Dettagliatissimo nelle opzioni strategiche a disposizione, basate anche su tutta una serie di informative e notizie che permettevano di avere un quadro puntuale di quanto stava avvenendo nelle varie aree del mondo, Balance of Power lo giocammo nella sua versione Amiga uscita nel 1990, più ricca rispetto all’originale ma che non cambiava i meccanismi di fondo. Una vera scuola di diplomazia e di capacità strategica, frutto della mente di Chris Crawford, autore tra l’altro di un libro dedicato proprio al gioco.

Ne parliamo in questi tristi giorni di guerra in Europa, ossia un tema che i videogiochi hanno di fatto spesso trattato con simulazioni più o meno cruente e realistiche, ma che in Balance of Power viene presentata come soluzione terribilmente finale di uno scontro di interventi più o meno grandi nei diversi territori, tra invii di uomini o denaro a supporto di ribelli, scelte politiche, o azioni di risposta alle mosse della controparte avversaria. Senza tralasciare il ruolo dei consiglieri di fronte alle crisi presentate e alla necessità di scegliere per avanzare o rinunciare.

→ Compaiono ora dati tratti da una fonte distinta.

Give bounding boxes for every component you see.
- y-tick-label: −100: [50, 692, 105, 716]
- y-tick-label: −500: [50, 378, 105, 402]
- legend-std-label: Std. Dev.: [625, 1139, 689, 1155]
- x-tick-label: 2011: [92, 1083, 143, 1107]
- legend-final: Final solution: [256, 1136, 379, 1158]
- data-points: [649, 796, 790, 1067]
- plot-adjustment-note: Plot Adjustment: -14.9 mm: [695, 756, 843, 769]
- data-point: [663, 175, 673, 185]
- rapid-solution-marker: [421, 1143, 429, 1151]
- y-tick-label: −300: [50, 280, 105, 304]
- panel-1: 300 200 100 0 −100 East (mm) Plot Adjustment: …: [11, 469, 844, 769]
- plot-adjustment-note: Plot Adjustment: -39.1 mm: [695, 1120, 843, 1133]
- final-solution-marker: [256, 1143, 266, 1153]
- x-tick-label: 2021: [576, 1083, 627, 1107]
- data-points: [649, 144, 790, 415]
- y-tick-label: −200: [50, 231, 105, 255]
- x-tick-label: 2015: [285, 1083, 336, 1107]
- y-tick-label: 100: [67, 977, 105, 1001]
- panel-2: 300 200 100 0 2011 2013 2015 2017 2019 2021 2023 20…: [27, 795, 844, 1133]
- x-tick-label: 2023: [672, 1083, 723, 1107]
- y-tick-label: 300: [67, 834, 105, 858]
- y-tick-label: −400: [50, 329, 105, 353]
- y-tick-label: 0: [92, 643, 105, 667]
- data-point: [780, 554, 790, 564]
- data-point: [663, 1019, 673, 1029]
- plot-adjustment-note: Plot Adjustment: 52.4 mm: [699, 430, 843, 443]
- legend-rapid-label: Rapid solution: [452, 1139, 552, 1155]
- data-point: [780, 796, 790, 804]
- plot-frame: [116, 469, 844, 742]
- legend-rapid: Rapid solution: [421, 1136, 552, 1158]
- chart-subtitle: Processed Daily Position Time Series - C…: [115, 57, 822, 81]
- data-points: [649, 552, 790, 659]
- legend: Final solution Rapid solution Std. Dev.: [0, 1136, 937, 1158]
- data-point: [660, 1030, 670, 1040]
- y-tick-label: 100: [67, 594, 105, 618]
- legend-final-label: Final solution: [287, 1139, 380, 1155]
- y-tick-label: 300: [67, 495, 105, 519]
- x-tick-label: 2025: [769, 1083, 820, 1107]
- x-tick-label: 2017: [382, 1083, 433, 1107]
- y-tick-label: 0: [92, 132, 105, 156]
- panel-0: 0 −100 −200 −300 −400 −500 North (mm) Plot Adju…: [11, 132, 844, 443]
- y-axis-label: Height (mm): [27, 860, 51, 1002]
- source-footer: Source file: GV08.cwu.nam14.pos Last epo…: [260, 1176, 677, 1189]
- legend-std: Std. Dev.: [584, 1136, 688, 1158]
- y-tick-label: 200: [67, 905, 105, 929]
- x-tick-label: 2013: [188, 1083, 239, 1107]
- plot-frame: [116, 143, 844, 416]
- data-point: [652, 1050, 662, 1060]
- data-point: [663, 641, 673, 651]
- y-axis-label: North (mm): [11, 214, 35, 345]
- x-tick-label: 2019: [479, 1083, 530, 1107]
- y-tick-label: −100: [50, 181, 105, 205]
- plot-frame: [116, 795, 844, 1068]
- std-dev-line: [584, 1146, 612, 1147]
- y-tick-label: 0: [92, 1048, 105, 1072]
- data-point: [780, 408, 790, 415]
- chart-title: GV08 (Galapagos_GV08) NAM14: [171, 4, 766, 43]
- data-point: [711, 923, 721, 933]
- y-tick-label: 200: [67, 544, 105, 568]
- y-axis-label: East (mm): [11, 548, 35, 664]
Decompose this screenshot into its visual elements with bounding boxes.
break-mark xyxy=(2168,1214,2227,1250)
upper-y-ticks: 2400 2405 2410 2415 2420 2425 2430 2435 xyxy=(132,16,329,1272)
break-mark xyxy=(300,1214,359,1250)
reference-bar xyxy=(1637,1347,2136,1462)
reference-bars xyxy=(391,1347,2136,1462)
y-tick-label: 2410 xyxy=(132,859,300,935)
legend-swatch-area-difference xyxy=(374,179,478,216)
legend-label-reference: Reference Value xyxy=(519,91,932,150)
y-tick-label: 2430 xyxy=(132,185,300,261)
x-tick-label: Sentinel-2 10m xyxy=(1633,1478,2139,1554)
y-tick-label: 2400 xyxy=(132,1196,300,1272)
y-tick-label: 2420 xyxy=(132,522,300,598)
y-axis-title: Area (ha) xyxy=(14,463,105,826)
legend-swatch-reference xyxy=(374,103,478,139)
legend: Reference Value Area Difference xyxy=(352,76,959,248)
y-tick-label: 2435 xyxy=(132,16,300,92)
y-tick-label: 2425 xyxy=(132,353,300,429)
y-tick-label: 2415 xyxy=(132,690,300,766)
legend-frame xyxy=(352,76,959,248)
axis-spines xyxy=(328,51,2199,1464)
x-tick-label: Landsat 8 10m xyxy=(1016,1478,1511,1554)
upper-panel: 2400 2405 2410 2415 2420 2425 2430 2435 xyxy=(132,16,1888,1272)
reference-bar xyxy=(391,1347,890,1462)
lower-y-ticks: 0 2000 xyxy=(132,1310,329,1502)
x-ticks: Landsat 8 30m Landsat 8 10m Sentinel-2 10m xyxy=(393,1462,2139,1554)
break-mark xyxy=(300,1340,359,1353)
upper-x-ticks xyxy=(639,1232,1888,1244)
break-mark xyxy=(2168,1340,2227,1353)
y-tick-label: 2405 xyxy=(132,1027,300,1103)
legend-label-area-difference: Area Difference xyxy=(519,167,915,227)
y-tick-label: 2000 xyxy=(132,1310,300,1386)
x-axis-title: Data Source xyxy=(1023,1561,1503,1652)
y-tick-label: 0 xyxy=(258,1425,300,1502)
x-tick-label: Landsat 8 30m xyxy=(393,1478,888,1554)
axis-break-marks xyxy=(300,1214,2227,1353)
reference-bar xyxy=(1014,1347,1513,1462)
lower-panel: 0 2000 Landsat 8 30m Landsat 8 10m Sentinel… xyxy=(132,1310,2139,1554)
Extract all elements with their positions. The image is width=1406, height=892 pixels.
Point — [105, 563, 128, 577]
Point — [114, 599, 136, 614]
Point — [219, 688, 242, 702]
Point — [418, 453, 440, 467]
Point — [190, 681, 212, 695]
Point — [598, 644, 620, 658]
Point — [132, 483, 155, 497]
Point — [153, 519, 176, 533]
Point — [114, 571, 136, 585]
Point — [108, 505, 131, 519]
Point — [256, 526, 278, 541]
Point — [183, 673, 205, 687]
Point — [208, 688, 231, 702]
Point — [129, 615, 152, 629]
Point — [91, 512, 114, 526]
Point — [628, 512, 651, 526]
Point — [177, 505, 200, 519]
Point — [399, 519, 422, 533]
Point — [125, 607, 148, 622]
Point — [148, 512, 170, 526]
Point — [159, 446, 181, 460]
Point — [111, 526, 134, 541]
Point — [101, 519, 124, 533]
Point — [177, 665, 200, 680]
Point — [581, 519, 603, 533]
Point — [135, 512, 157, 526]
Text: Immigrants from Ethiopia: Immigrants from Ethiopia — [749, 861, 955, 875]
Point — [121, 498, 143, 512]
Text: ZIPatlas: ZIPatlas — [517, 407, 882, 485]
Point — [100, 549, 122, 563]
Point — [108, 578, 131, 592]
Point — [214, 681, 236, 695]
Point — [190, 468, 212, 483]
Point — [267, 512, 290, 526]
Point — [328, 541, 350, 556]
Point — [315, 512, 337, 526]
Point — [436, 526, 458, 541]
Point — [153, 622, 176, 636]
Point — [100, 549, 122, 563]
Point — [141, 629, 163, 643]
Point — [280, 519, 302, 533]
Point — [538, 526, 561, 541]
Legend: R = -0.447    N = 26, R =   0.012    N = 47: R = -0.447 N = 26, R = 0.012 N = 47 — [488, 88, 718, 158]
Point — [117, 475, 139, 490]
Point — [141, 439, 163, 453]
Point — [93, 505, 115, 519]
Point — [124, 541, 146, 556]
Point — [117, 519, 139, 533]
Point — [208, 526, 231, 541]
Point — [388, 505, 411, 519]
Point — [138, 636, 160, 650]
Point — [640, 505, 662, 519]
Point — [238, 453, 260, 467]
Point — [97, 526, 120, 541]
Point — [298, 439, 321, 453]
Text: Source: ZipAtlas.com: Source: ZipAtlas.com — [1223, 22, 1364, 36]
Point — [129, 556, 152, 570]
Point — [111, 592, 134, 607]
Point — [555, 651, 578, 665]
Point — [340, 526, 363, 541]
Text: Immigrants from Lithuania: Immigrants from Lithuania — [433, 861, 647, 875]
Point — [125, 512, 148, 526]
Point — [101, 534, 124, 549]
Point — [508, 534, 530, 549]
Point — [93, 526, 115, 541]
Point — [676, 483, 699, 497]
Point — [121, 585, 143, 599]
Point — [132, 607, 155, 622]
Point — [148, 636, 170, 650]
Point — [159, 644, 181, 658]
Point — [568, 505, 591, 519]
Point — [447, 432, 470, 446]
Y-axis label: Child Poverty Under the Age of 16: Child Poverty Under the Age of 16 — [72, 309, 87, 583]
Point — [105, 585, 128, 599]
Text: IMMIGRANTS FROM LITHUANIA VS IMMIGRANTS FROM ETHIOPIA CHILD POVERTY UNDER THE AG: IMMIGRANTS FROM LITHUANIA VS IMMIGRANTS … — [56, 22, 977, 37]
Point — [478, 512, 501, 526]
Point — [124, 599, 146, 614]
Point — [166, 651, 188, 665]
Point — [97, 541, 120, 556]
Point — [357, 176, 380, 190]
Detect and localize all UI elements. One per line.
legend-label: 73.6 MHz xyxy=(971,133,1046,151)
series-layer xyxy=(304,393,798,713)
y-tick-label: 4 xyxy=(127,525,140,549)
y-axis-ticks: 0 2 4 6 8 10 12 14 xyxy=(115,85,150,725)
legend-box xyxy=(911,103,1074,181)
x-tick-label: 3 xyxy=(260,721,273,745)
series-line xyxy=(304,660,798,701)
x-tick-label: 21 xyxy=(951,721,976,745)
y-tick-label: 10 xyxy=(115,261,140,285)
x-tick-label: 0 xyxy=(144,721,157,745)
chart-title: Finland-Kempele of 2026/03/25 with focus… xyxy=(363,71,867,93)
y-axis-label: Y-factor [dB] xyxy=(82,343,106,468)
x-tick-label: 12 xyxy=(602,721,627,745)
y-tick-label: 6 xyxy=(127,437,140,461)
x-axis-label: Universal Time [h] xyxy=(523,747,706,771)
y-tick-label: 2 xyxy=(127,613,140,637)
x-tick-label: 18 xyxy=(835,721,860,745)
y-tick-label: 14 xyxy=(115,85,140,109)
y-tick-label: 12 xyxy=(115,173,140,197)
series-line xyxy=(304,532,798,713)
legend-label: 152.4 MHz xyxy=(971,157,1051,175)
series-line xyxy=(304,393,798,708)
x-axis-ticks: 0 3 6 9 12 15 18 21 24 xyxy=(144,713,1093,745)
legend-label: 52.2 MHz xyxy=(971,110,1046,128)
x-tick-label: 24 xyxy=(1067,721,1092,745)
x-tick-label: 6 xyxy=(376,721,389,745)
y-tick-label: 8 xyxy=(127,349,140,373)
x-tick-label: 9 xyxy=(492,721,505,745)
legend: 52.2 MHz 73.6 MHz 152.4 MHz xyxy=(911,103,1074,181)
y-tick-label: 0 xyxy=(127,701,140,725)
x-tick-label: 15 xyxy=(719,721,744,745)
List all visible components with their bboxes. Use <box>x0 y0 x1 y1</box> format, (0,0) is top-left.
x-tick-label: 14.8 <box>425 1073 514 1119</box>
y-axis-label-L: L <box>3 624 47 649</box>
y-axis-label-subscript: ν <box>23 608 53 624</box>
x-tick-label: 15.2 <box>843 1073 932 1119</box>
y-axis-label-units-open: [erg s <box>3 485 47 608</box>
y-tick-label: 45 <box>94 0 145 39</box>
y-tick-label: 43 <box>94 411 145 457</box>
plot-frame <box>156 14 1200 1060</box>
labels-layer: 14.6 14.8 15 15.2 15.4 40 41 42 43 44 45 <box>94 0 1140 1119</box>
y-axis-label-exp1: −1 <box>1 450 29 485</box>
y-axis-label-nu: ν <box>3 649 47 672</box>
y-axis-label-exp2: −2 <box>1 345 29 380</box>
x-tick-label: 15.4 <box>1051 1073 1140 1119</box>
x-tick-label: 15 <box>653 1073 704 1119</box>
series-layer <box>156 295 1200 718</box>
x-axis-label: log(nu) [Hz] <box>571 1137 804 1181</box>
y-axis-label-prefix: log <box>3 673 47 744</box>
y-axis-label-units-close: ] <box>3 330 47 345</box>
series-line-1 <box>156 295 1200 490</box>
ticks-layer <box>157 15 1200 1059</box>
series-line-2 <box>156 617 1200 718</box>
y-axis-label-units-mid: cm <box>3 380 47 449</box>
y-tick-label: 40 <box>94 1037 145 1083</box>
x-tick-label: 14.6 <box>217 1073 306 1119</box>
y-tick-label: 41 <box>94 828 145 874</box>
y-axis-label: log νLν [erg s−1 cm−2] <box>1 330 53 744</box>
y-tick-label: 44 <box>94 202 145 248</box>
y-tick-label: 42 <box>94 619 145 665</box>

Emblematica in tutto questo la frase che compariva nel caso malaugurato del disastro nucleare: “You have ignited a nuclear war. And no, there is no animated display or a mushroom cloud with parts of bodies flying through the air. We do not reward failure.” Un monito che solo a leggerlo fa ancora oggi venire i brividi a chi videogioca. Figuriamoci a chi deve decidere nel mondo reale… o forse, purtroppo, no.